1329 Reach the Western end of the trail near Buxton where some enterprising chap has set up cycle hire and a basic cafe in a wooden shed where I shelter from the cold wind and indulge in a hot mug of coffee.  The real ruler of the place is a energetic short-legged dog who insists that you throw a lump of wood which he duly fetches.  I soon discovered that he will play this game ad infinitum with whoever is passing through.

I was going to return to Matlock via a different route but have enjoyed it so much I take the trail back to Bakewell.  Rain is coming on more heavily but this doesn’t dampen my spirits – the Monsal Trail is a great ride and I’m glad I’ve done it.  It can even hold a candle to the Camel Trail – better and more interesting in some parts - but doesn’t have the beauty of the estuary. 

1500 Take the main A6 through Bakewell, of the tart fame, though in the town they call them Puddings.  A very tourist-dependent place and I don’t blame them as it's undeniably pretty.  It could do with a bypass, but I can’t see where you'd put it.  Got back just in time to catch the 1536 from Matlock which puts me an hour ahead of my schedule to get to my b and b.

1717 Change at Tamworth - a concrete block of a station unusual for being at the meeting point of two railway lines that cross each other at right angles, one above the other.

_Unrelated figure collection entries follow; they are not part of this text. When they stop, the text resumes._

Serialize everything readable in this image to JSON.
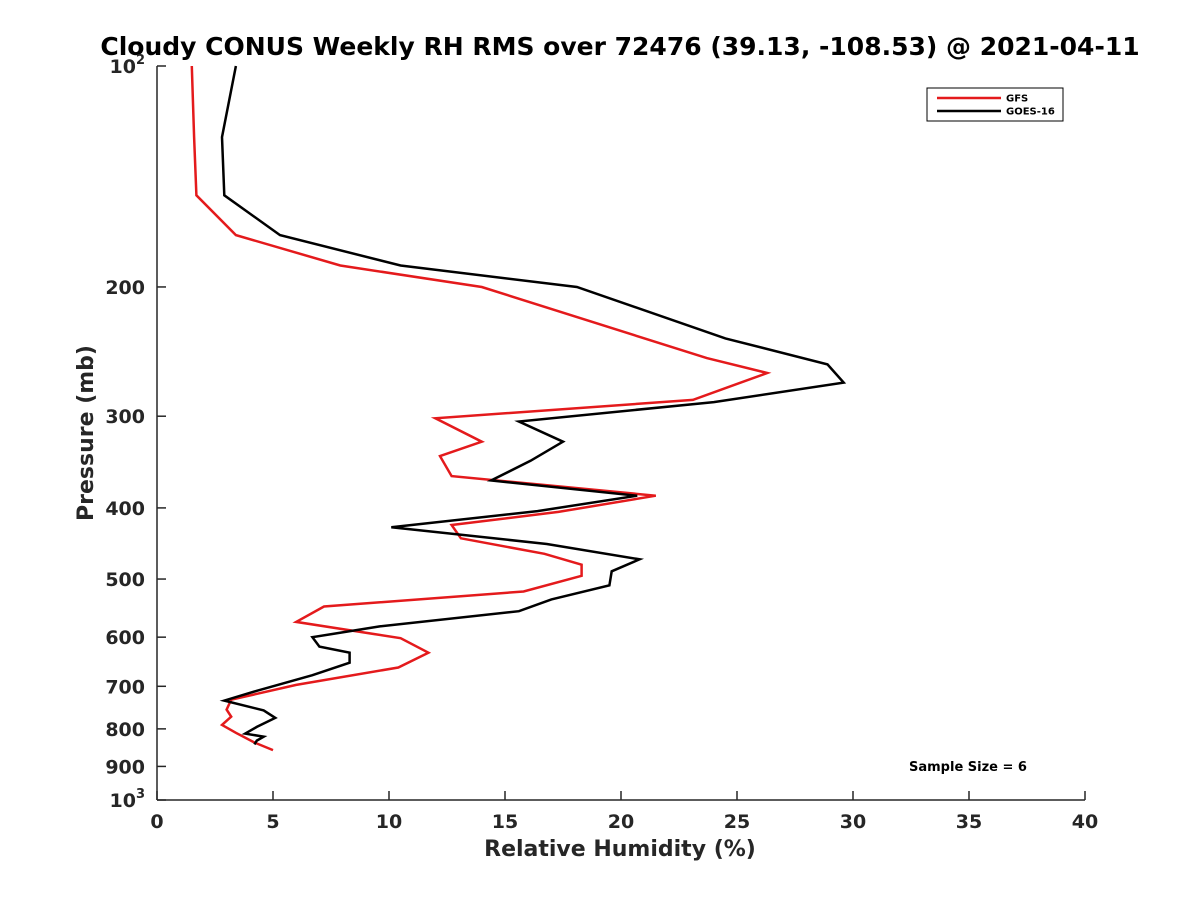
{
  "chart_data": {
    "type": "line",
    "title": "Cloudy CONUS Weekly RH RMS over 72476 (39.13, -108.53) @ 2021-04-11",
    "xlabel": "Relative Humidity (%)",
    "ylabel": "Pressure (mb)",
    "xlim": [
      0,
      40
    ],
    "ylim": [
      100,
      1000
    ],
    "y_scale": "log",
    "y_reversed": true,
    "x_ticks": [
      0,
      5,
      10,
      15,
      20,
      25,
      30,
      35,
      40
    ],
    "y_ticks": [
      {
        "value": 100,
        "label": "10",
        "exp": "2"
      },
      {
        "value": 200,
        "label": "200"
      },
      {
        "value": 300,
        "label": "300"
      },
      {
        "value": 400,
        "label": "400"
      },
      {
        "value": 500,
        "label": "500"
      },
      {
        "value": 600,
        "label": "600"
      },
      {
        "value": 700,
        "label": "700"
      },
      {
        "value": 800,
        "label": "800"
      },
      {
        "value": 900,
        "label": "900"
      },
      {
        "value": 1000,
        "label": "10",
        "exp": "3"
      }
    ],
    "grid": false,
    "legend_position": "top-right",
    "series": [
      {
        "name": "GFS",
        "color": "#e41a1c",
        "points": [
          [
            1.5,
            100
          ],
          [
            1.6,
            125
          ],
          [
            1.7,
            150
          ],
          [
            3.4,
            170
          ],
          [
            7.9,
            187
          ],
          [
            14.0,
            200
          ],
          [
            23.7,
            250
          ],
          [
            26.3,
            262
          ],
          [
            23.1,
            285
          ],
          [
            12.0,
            302
          ],
          [
            14.0,
            325
          ],
          [
            12.2,
            340
          ],
          [
            12.7,
            362
          ],
          [
            21.5,
            385
          ],
          [
            17.3,
            405
          ],
          [
            12.7,
            422
          ],
          [
            13.1,
            440
          ],
          [
            16.7,
            462
          ],
          [
            18.3,
            478
          ],
          [
            18.3,
            495
          ],
          [
            15.8,
            520
          ],
          [
            7.2,
            545
          ],
          [
            6.0,
            572
          ],
          [
            10.5,
            602
          ],
          [
            11.7,
            630
          ],
          [
            10.4,
            660
          ],
          [
            6.0,
            697
          ],
          [
            3.2,
            730
          ],
          [
            3.0,
            753
          ],
          [
            3.2,
            770
          ],
          [
            2.8,
            790
          ],
          [
            3.4,
            810
          ],
          [
            4.2,
            835
          ],
          [
            5.0,
            855
          ]
        ]
      },
      {
        "name": "GOES-16",
        "color": "#000000",
        "points": [
          [
            3.4,
            100
          ],
          [
            2.8,
            125
          ],
          [
            2.9,
            150
          ],
          [
            5.3,
            170
          ],
          [
            10.5,
            187
          ],
          [
            18.1,
            200
          ],
          [
            24.5,
            235
          ],
          [
            28.9,
            255
          ],
          [
            29.6,
            270
          ],
          [
            24.0,
            287
          ],
          [
            15.6,
            305
          ],
          [
            17.5,
            325
          ],
          [
            16.1,
            345
          ],
          [
            14.4,
            367
          ],
          [
            20.7,
            385
          ],
          [
            16.4,
            404
          ],
          [
            10.1,
            425
          ],
          [
            16.8,
            448
          ],
          [
            20.8,
            470
          ],
          [
            19.6,
            488
          ],
          [
            19.5,
            510
          ],
          [
            17.0,
            533
          ],
          [
            15.6,
            553
          ],
          [
            9.6,
            580
          ],
          [
            6.7,
            600
          ],
          [
            7.0,
            618
          ],
          [
            8.3,
            630
          ],
          [
            8.3,
            650
          ],
          [
            6.7,
            676
          ],
          [
            4.3,
            710
          ],
          [
            2.9,
            732
          ],
          [
            4.6,
            755
          ],
          [
            5.1,
            773
          ],
          [
            4.3,
            795
          ],
          [
            3.8,
            812
          ],
          [
            4.6,
            820
          ],
          [
            4.3,
            830
          ],
          [
            4.2,
            840
          ]
        ]
      }
    ],
    "annotation": "Sample Size = 6"
  }
}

2128 End the day staying at Fairways Motel, Rugeley.   Rugeley is dominated by two coal-fired power stations and is the sort of place to pass through as quickly as possible rather than stay at. However, the proprietor is very jolly and even let's me use his hosepipe to wash the Derbyshire mud from my bike.  It’s a good base from which to launch my next excursion – Cannock Chase.